Quando sentiamo parlare di bendaggio funzionale magari in seguito a una comune distorsione di una caviglia, è importante sapere che si fa sempre riferimento a una tecnica di immobilizzazione parziale: la singola articolazione viene infatti messa in scarico, sostenuta, compressa o stabilizzata, limitandola esclusivamente nella direzione di movimento dolorosa o patologica e permettendo, allo stesso tempo, al resto dell'articolarità di essere funzionante e esente da dolore. In questo modo si accelerano notevolmente i tempi di guarigione rispetto ai metodi di immobilizzazione tradizionali come l'ingessatura: il bendaggio funzionale favorisce infatti una rieducazione delle articolazioni colpite evitando quel rischio di atrofia muscolare tipico di quando un arto viene interamente immobilizzato. Oggi questo tipo di tecnica è di uso comune soprattutto nell'ambito della traumatologia sportiva.
La tecnica del bendaggio funzionale impiega bende adesive, estensibili o inestensibili a seconda delle esigenze che, combinate opportunamente, garantiscono alle singole strutture legamentose, tendinee e muscolari una protezione concreta da agenti patomeccanici, senza che l'articolarità fisiologica subisca limitazioni. Proprio per questo motivo, i bendaggi funzionali terapeutici sono ideali in tutte quelle situazioni in cui il danno anatomo-patologico è contenuto o addirittura assente. Qualche esempio? Distorsioni e lussazioni, micro-fratture o lesioni muscolari, anche in presenza di gonfiori (in questo caso si parlerà di bendaggi compressivi, per opporsi all'eventuale formazione di versamenti o ematomi muscolari). L'obiettivo finale è sempre lo stesso: raggiungere la guarigione della lesione senza dover ricorrere all'immobilizzazione totale. Il bendaggio funzionale è efficace anche in ambito di riabilitazione post-guarigione, per ottenere un ripristino precoce dell'articolarità e della coordinazione motoria.

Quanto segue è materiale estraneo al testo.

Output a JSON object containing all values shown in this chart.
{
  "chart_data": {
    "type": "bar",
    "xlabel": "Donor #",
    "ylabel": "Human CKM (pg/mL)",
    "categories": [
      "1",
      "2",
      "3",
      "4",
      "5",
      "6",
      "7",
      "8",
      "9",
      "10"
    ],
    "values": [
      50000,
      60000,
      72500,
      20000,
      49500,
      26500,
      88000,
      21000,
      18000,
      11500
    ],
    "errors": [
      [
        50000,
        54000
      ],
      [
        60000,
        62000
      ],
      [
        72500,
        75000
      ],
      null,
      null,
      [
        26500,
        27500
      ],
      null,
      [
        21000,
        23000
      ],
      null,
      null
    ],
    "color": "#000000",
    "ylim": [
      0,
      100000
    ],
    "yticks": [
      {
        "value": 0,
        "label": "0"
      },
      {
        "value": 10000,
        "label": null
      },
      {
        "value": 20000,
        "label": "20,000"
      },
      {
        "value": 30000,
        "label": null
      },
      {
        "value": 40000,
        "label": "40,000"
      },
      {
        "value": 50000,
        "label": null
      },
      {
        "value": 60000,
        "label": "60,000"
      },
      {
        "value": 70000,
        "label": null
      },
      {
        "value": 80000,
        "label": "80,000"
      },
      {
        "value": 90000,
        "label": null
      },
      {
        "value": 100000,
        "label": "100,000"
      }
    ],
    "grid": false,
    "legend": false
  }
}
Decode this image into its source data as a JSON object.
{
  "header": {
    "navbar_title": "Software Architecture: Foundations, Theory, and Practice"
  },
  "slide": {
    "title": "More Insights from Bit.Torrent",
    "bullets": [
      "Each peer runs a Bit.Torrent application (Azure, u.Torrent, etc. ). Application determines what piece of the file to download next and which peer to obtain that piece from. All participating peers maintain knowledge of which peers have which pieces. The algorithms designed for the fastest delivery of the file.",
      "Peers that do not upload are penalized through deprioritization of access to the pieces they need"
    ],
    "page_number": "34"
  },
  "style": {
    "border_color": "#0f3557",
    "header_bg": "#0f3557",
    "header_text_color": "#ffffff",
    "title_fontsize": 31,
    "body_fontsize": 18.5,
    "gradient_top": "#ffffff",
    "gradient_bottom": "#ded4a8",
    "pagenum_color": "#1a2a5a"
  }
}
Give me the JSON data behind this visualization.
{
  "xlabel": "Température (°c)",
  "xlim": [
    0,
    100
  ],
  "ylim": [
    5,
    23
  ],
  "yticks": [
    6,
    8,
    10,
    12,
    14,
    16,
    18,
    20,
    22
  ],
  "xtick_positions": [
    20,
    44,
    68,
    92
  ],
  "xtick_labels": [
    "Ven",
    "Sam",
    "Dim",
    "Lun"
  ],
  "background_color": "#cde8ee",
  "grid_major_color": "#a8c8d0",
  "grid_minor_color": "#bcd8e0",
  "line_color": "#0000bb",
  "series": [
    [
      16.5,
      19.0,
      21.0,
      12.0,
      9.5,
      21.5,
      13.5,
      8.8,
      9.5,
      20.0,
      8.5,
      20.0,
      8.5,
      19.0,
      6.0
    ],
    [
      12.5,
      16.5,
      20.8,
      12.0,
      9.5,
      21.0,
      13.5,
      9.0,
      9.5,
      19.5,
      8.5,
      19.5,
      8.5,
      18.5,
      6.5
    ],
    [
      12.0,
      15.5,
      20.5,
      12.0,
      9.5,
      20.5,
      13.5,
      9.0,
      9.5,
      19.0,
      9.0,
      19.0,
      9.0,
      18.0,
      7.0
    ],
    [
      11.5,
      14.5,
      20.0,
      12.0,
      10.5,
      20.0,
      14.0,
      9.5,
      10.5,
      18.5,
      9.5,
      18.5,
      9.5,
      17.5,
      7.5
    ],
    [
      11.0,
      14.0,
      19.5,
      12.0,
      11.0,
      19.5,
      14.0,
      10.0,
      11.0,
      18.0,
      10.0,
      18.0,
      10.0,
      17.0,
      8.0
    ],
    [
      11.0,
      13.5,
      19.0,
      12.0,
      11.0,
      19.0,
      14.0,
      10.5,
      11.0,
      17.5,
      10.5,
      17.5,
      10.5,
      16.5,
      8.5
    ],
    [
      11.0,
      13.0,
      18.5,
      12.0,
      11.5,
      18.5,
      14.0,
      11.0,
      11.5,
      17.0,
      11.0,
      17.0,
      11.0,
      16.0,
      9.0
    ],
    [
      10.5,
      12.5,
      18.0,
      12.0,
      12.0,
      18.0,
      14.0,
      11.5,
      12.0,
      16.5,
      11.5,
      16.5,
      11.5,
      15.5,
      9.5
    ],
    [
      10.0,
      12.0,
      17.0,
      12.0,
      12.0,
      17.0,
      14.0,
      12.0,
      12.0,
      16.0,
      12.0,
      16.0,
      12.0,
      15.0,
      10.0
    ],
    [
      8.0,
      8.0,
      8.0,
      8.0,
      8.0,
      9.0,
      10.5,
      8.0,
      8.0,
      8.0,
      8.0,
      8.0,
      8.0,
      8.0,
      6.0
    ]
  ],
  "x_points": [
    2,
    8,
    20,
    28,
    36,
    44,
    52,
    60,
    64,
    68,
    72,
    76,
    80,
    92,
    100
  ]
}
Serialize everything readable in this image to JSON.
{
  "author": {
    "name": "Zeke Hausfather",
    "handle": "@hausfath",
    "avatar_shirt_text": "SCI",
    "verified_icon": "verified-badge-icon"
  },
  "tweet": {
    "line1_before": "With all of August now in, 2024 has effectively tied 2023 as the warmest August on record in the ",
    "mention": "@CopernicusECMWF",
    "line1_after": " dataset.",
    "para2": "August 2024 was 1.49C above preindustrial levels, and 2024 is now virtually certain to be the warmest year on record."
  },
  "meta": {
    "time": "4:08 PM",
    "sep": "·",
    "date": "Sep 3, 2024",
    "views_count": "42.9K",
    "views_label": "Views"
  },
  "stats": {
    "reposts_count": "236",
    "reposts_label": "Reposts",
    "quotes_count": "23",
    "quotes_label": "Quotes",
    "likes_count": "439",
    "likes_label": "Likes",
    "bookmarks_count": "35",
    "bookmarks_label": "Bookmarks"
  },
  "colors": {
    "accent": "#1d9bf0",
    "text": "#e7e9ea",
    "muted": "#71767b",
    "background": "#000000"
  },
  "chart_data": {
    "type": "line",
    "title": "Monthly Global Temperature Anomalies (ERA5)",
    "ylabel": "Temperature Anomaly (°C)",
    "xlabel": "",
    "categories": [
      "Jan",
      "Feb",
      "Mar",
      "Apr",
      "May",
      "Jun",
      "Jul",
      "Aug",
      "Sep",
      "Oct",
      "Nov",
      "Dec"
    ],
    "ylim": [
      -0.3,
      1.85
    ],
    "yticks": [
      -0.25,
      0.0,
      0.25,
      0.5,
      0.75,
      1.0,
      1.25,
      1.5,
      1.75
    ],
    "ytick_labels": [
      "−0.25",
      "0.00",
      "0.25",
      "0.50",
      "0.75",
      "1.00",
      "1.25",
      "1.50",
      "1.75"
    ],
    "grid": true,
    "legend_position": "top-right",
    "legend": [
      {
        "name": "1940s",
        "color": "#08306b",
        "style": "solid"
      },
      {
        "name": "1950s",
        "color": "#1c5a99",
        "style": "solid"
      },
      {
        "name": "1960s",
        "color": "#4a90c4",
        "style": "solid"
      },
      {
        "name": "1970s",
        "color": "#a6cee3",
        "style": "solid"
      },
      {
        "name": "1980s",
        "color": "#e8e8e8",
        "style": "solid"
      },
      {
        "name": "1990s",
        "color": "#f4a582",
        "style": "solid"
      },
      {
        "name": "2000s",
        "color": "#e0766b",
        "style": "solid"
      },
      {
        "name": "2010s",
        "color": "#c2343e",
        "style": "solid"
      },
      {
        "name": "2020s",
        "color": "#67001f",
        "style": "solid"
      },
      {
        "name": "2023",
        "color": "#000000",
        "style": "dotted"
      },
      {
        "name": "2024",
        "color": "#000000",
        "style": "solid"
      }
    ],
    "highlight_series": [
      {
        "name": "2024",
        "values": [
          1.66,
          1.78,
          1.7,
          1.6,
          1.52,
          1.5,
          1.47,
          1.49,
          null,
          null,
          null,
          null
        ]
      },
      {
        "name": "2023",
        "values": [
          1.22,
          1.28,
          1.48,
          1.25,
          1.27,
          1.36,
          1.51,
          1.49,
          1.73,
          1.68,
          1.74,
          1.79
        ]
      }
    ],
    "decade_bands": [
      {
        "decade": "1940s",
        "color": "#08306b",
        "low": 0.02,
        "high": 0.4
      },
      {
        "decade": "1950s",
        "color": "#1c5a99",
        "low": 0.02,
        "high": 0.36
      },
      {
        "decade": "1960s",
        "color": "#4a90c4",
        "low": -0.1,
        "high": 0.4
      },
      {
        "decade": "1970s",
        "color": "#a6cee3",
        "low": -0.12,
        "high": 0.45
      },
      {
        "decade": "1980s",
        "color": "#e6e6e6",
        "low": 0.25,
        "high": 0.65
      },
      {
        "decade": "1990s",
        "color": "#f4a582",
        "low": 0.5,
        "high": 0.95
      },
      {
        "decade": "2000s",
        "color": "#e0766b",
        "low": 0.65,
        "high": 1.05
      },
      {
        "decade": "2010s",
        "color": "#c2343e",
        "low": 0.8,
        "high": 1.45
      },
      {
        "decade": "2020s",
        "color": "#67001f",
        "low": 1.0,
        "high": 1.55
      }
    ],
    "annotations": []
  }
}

Un aspetto da non dimenticare è che i bendaggi funzionali possono svolgere anche un'importante azione preventiva. Come? Con il cosiddetto taping - dall'inglese tape, nastro - ovvero un insieme di bendaggi messi in atto generalmente per sostenere i primi allenamenti sportivi che seguono un infortunio, così da proteggere le strutture più vulnerabili e delicate rispetto a predisposizioni e sollecitazioni specifiche. Un esempio classico è il taping alla caviglia di un runner che è chiamato in gara subito dopo essere uscito dai postumi di una brutta distorsione. Il taping funzionale non utilizza alcun tipo di benda elastica, ma solo bende inestensibili di stabilizzazione e cerotti salvapelle che vanno rimossi al termine della sessione sportiva.
Un'altra categoria di bendaggi da conoscere sono i bendaggi occlusivi, utilizzati per proteggere una ferita in via di guarigione. Questo tipo di bendaggi consente infatti di mantenere una medicazione su una ferita senza disperderne neanche una goccia: in altre parole, è come se il bendaggio occlusivo sigillasse la ferita che sarà quindi completamente isolata dall'esterno e soprattutto dalla carica di virus, batteri e altri organismi a cui è potenzialmente soggetta. Viene realizzato con materiali che bloccano l'evaporazione della medicazione e non hanno alcun "effetto spugna" assorbente. Si parla di bendaggio occlusivo anche come risposta al disturbo visivo dell'ambliopia - o "occhio pigro": sull'occhio più attivo viene applicata una benda adesiva o un cerotto coprente, per dare maggiori sollecitazioni proprio all'occhio pigro.